There has been a growing trend of domestic violence against women in Nigeria in recent times, giving rise to concerted efforts by some state governments, corporate orgasnisations and development partners in the campaign to break the perceived conspiracy of silence on sexual violence.

Lagos State has witnessed a steady increase in the cases of sexual violence been reported. In 2016, 950 cases were reported as against 452 cases reported in 2015 and there are signs the cases might be higher for 2017.

According to an inspector from Isolo police station, Bright Agozie, there has been a remarkable increase in the number of cases being reported to them despite the fact that victims find it difficult to come out and report.


In order to address the culture of silence among victims, the Women At Risk International Foundation (WARIF) recently trained 500 Traditional Birth Attendants (TBAs) in Lagos as part of plans to reduce the increasing spate of rape, sexual assault and human trafficking among young girls and women by 30 per cent within a 12 months period.

Founder of WARIF, Kemi DaSilva-Ibru, noted that in many communities across Nigeria, stigmatisation and the shroud of silence still surrounds cases of sexual violence and rape. “However, through the partnership and training of Traditional Birth Attendants (TBAs) who are regarded as trusted members and the ‘gate keepers’ of many rural communities, dedicated to caring for expectant mothers and women who have experienced abuse, we would be able to reach many of these affected women and offer care and other services we provide.”

Besides the TBAs, WARIF works closely with secondary school children through the WARIF Educational School Programme.

This is an initiative that was implemented in a select number of government schools in Lagos targeted at both sexes to change the behavior pattern of children. With the program, affected children and parents are taught to address the issue of child sexual violence through recognition of the signs, speaking out and knowing where to seek assistance.
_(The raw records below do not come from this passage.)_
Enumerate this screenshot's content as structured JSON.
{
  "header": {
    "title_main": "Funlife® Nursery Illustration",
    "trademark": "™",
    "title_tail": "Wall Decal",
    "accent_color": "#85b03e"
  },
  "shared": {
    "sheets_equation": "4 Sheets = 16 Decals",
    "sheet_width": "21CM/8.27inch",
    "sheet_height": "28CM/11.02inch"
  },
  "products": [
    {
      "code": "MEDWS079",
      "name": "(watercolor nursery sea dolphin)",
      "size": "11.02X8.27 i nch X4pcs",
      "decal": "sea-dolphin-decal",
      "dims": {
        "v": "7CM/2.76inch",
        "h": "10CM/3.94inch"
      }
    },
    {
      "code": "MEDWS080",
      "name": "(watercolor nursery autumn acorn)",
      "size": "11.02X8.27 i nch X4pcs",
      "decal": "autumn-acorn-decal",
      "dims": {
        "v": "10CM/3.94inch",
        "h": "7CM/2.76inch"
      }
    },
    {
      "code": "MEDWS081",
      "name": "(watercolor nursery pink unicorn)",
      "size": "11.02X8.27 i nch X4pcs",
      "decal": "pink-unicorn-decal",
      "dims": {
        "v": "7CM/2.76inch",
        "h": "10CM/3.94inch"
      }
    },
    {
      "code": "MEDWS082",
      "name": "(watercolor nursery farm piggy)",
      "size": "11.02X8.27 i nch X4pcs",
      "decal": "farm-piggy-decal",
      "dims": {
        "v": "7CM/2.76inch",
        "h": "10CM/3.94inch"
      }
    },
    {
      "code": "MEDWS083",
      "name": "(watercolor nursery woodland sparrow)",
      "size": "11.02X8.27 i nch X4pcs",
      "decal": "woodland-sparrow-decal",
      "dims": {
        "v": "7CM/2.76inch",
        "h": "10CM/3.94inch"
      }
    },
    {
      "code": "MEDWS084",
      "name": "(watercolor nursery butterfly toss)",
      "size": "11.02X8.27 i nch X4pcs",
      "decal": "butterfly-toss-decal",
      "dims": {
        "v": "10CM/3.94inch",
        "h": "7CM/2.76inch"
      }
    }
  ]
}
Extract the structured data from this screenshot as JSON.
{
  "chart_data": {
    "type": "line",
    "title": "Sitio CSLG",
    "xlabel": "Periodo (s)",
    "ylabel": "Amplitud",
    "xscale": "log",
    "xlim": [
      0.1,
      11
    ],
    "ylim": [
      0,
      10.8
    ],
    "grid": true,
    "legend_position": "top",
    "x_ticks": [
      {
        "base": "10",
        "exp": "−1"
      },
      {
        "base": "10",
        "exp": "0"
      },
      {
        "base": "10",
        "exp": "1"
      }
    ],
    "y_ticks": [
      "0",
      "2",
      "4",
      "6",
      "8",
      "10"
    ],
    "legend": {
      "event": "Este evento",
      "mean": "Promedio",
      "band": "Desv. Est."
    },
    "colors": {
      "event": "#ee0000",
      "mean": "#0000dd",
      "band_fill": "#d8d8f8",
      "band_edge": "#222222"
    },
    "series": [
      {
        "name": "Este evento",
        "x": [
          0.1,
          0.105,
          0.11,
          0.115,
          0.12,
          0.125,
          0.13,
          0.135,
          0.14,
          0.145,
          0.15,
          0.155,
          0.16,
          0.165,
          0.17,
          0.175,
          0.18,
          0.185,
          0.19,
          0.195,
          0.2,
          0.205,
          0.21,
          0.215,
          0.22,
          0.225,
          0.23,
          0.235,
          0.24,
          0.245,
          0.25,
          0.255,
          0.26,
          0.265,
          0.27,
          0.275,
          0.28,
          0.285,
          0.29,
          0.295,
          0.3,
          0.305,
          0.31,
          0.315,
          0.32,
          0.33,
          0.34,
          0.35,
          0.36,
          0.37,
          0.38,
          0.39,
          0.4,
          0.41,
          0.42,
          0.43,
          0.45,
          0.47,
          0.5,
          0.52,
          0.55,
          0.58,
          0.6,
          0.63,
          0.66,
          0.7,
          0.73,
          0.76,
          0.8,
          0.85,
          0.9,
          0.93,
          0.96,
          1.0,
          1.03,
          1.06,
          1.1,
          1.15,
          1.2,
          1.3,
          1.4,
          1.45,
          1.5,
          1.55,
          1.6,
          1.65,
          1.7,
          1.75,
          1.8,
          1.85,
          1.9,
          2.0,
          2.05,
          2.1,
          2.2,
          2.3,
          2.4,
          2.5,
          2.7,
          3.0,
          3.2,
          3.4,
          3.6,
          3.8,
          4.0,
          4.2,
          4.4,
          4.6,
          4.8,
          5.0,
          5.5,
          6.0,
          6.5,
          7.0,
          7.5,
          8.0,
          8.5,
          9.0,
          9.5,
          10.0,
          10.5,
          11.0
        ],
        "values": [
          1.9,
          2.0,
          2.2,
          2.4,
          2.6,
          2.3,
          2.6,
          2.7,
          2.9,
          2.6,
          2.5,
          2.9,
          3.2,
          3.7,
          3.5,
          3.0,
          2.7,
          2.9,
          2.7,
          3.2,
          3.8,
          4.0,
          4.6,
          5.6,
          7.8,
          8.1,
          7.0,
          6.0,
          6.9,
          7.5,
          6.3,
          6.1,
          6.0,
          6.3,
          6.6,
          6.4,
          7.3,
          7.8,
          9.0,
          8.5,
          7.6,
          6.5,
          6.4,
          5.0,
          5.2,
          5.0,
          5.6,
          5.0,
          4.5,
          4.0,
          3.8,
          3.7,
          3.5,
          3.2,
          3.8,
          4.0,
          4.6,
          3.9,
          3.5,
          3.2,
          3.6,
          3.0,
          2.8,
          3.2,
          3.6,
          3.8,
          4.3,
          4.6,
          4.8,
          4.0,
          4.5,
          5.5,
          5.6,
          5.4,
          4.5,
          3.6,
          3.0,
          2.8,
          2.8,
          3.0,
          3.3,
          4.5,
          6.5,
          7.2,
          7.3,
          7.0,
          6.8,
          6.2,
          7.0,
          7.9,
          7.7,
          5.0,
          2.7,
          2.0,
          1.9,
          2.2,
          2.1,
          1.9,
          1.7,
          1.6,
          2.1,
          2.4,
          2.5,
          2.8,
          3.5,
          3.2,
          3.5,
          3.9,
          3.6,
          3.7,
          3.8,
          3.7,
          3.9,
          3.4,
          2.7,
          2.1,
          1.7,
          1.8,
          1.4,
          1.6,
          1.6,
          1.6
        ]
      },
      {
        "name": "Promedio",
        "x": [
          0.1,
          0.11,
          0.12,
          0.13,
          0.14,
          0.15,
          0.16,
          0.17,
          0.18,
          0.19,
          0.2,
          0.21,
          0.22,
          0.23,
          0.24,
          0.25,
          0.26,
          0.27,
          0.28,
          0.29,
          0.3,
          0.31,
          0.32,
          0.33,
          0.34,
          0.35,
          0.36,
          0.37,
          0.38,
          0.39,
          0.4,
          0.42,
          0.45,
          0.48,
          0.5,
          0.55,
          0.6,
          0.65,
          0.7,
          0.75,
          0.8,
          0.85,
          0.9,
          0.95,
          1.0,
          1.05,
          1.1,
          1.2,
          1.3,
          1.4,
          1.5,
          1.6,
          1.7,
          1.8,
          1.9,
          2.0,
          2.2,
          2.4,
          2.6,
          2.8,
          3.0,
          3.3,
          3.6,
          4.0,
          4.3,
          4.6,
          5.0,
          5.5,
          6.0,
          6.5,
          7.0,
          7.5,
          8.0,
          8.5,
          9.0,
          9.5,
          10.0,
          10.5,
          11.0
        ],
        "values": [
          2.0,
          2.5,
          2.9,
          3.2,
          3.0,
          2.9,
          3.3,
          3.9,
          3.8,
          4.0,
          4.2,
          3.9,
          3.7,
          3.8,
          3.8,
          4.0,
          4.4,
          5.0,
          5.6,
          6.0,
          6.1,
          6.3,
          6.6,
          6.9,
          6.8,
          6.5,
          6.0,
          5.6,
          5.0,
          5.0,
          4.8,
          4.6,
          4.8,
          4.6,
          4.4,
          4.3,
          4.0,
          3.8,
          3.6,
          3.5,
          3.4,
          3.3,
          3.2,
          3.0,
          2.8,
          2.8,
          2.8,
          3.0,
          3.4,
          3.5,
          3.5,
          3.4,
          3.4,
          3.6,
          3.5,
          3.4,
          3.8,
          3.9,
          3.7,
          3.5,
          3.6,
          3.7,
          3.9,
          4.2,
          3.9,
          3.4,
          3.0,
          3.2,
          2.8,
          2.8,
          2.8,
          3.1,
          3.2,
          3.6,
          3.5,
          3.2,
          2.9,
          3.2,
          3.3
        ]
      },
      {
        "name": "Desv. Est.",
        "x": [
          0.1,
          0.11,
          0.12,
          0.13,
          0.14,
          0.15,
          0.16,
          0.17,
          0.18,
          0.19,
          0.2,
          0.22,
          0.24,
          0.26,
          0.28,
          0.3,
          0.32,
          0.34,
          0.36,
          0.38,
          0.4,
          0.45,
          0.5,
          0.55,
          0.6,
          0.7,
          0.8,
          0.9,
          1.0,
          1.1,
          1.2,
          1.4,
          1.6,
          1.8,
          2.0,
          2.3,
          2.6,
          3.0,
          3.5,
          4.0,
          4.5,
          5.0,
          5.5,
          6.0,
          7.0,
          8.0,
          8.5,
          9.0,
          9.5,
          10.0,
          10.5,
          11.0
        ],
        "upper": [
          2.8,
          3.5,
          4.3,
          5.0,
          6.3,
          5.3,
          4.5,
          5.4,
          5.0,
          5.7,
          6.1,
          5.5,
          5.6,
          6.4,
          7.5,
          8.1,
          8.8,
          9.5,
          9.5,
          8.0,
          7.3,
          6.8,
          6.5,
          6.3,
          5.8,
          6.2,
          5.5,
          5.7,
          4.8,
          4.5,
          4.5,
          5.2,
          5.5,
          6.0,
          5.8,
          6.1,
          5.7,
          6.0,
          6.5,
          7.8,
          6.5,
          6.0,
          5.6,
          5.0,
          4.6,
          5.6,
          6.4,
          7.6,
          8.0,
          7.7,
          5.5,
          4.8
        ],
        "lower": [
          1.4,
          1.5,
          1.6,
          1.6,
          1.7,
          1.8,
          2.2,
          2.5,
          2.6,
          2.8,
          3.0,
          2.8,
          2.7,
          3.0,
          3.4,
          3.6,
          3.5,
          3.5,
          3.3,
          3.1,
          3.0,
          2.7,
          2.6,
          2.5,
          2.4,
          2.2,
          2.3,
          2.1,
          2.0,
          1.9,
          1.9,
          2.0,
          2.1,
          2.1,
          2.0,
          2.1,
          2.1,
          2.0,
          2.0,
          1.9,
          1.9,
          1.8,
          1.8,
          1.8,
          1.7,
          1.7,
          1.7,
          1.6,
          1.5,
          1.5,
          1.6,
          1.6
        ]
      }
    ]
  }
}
Meanwhile, disturbed by the increasing rate of domestic violence and other related crimes in Ikorodu, the Community Rights and Health Support Centre (CORIAHSC), has appealed to Nigerians to support campaigns aimed at reducing cases of such violence in the area.

The project coordinator of the group, Uche Okoro, made the appeal during the 2017 International Week of Action against Domestic Violence organized in collaboration with Department for International Development (DFID) in Ikorodu.

Speaking at the event attended by over 2,000 school pupils, Vice Chairman of Ikorodu Local Council, Folashade Olabanji-Oba, said: “Nobody should be silent, it is important for the sensitization to continue in achieving a society that gives zero tolerance to domestic violence”.